The agreement subordinates Ukraine to the financial and budgetary dictates of the International Monetary Fund and the EU. The consequences will prove to be even more devastating for the desperately poor population of Ukraine than for the Greek people. There, average incomes have dropped by a third due to the financial dictates of the troika, social provisions and education have been eradicated, and broad swathes of the population have been condemned to abject poverty and unemployment.

The economic consequences of the Association Agreement are so devastating, that its centerpiece, the free trade agreement, is only due to come into force at the beginning of 2016. The delay was agreed by the EU Commissioner for Trade Karel De Gucht, Ukrainian Foreign Minister Pavlo Klimkin, and Russian Economy Minister Alexei Ulyukayev last Friday in Minsk. Russia presented a long list of objections which it wants to negotiate beforehand.

Ukrainian nationalists have condemned the delay of the FTA as an inadmissible concession to Moscow. Fatherland Party chair Yulia Tymoshenko called it “a betrayal of the national interest,” while the chair of the Greens in the European Parliament, Rebecca Harms, ranted: “Mr. Putin has sabotaged the deal.”

In fact, the delay in implementing the free trade agreement is “a sudden and dramatic step to protect the Ukrainian economy,” as Die Zeit writes. The immediate abolition of customs duties on goods from the EU would not only flood Ukraine, but through Ukraine also Russia, with competitive imports from Europe that would threaten to undermine domestic industries.

Russia currently does not levy taxes on imports from Ukraine but has threatened to do so if the free trade agreement is implemented immediately.

Russia is, besides the EU, the main market for Ukrainian products, and the introduction of customs controls would have a devastating effect on the Ukrainian economy, which is already in free fall. The national currency, the hryvnia, has lost 36 percent of its value against the US dollar since the beginning of the year, the inflation rate is 25 percent, and economic output is expected to shrink by ten percent by the end of this year.

The Ukrainian regime also fears the withdrawal of Russian investment. The two economies are closely intertwined, and Ukraine depends on Russian capital. One seventh of the banking sector is in the hands of Russian financial institutions, and large parts of the country's power system, telephone lines, mobile phone providers, steel mills and real estate are owned by Russian companies. Any sudden withdrawal of capital would lead to severe shocks.

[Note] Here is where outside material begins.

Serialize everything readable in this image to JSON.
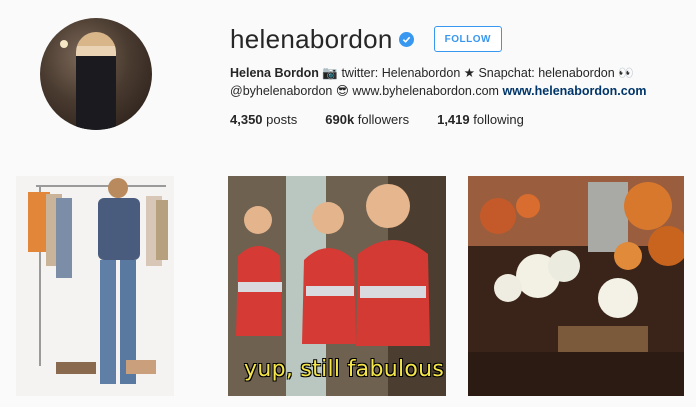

The aim therefore of the free trade delay is primarily to buy time. The same purpose is served by two other laws agreed by the Ukrainian parliament shortly before the adoption of the Association Agreement. One law grants more autonomy to the embattled regions of Donetsk and Lugansk, allowing them have their own elections and set up their own militia. The second law grants an amnesty to separatists who have not committed serious crimes.

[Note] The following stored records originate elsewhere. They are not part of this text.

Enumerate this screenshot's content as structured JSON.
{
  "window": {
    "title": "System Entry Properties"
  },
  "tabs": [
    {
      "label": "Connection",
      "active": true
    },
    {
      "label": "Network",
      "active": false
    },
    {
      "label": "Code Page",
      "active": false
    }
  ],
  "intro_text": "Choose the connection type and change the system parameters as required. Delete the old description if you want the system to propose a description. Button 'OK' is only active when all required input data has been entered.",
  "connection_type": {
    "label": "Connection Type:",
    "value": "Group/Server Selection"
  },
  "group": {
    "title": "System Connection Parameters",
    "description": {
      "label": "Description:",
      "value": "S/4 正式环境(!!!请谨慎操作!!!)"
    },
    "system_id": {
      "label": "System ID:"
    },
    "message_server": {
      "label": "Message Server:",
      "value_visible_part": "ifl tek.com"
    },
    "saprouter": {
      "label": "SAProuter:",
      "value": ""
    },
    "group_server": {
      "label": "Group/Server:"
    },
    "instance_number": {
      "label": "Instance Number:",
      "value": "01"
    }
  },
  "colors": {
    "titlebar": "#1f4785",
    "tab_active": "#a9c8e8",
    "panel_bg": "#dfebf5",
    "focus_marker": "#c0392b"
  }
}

These laws have been rejected out of hand by the ultra-right nationalists, upon which the Kiev regime relies. Just 287 of the 450 deputies voted in favor of the amnesty law and 277 for the Autonomy.

There were tumultuous scenes in front of the parliament with at least one deputy assaulted and dumped into a trash can.

Nevertheless, President Poroshenko insisted on the adoption of the laws. The vote was held in secret because this was probably the only way to secure a majority. Poroshenko needs time to reorganise the Ukrainian army with the support of NATO. It has suffered significant setbacks in recent weeks and is presently incapable of defeating the separatists militarily.

For its part, NATO is currently carrying out military maneuvers in Ukraine and the Black Sea, thereby demonstrating that it will escalate its military pressure on Russia.